If you're looking to fish the Florida Keys, the Everglades or Lake Okeechobee, you'll likely be faced with the choice of Miami International or Fort Lauderdale. Normally, it's cheaper to fly into Fort Lauderdale, but Miami is closer to the fishing action in the Keys.

Another popular freshwater hotspot is Lake Kissimmee. Many people who go here might first look at flying into Orlando International. We'd advise against that if you want to avoid tourists, since this is where everyone flies in to for Walt Disney World.

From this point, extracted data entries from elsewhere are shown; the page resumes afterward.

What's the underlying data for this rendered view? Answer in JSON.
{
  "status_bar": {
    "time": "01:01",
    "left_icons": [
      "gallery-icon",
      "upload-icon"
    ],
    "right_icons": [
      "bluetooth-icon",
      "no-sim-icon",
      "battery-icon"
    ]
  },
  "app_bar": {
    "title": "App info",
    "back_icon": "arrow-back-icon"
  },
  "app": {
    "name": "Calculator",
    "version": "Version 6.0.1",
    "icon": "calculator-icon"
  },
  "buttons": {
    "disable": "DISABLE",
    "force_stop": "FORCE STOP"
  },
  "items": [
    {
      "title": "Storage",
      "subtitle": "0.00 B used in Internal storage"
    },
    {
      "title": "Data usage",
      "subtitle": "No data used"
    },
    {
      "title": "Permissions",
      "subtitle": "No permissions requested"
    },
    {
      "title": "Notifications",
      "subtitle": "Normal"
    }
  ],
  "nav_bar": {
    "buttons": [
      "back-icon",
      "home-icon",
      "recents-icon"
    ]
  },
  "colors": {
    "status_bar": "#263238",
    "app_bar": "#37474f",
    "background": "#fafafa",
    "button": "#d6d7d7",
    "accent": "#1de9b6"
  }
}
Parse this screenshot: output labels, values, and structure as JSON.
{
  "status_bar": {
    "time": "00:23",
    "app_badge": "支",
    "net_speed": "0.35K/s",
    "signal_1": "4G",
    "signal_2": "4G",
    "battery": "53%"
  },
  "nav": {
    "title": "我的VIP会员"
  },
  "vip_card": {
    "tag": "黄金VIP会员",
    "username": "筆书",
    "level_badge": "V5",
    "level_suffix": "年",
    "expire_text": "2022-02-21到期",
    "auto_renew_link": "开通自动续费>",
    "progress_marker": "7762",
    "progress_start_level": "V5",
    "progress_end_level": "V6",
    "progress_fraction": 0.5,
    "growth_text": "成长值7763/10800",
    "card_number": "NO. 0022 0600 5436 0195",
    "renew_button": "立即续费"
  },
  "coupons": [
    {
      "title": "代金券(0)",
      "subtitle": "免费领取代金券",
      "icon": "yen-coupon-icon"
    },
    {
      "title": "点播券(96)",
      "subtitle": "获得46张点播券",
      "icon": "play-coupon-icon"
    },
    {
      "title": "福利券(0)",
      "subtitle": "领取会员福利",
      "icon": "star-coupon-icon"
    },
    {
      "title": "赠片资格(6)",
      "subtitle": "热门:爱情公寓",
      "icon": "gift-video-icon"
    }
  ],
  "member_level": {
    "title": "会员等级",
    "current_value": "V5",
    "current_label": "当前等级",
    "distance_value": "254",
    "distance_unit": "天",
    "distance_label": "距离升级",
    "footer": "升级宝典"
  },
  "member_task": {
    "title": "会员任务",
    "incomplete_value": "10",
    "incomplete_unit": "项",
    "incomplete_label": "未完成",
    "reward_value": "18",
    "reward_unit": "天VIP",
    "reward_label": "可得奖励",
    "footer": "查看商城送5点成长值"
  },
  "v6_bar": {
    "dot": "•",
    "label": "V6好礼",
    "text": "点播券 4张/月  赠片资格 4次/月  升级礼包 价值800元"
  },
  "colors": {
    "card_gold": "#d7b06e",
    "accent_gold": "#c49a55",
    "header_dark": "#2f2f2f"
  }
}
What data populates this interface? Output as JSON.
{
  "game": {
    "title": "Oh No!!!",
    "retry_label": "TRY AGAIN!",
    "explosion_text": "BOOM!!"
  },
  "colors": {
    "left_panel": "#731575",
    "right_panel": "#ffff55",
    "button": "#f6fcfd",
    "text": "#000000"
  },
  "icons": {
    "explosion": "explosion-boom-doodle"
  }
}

Instead, consider Orlando Melbourne, which is a smaller airport that generally costs less to fly into, and it has better reviews for service.

Towns to Stay

Getting away from the tourists in Florida is easier said than done, especially in the popular fishing areas. If you're fishing Lake Okeechobee, check out the smaller communities of Lakeport or Clewiston. These areas have fewer lodging options, but they're also usually cheaper and quieter than Okeechobee.

For the Lake Kissimmee area, options on hotels are fewer right near the lake. You'll probably be looking at staying in the Lake Wales area or renting a cabin or cottage somewhere closer. There are also campgrounds in the area, so taking or renting an RV is an option. Lake Kissimmee State Park is one popular camping location.

If you're fishing the Keys, it's again hard to avoid tourists. You could consider staying in Homestead, Florida, about a 20-mile drive from Key Largo. It'll save you a little bit of money if you don't mind driving.

Two other popular fishing destinations in the Keys are Marathon and Islamorada. There is no shortage of fishing charters in either.

In the north Florida panhandle, check out some of the small towns like Destin and Seaside between Pensacola and Tallahassee for plenty of charters, but fewer tourists than other coastal areas of Florida.

One of the difficult things about the Tampa or Miami areas is finding places not overrun with people already. South of Tampa check out the Venice or Gasparilla Island areas where there are plenty of fishing guides willing to take you out for a half or full day of fishing, but slightly less tourists.

The eastern coast poses a real challenge to get away from people, but check out Vero Beach between Melbourne and Palm Beach as an option near Miami.

As an added tip, when finding a place to stay, don't be afraid to look beyond hotels and check rental sites like Airbnb, especially if you're bringing a group of friends. The initial price of renting a home for a week can seem pricey at first, but if you split it four or more ways, you might find you'll be able to extend the length of your stay.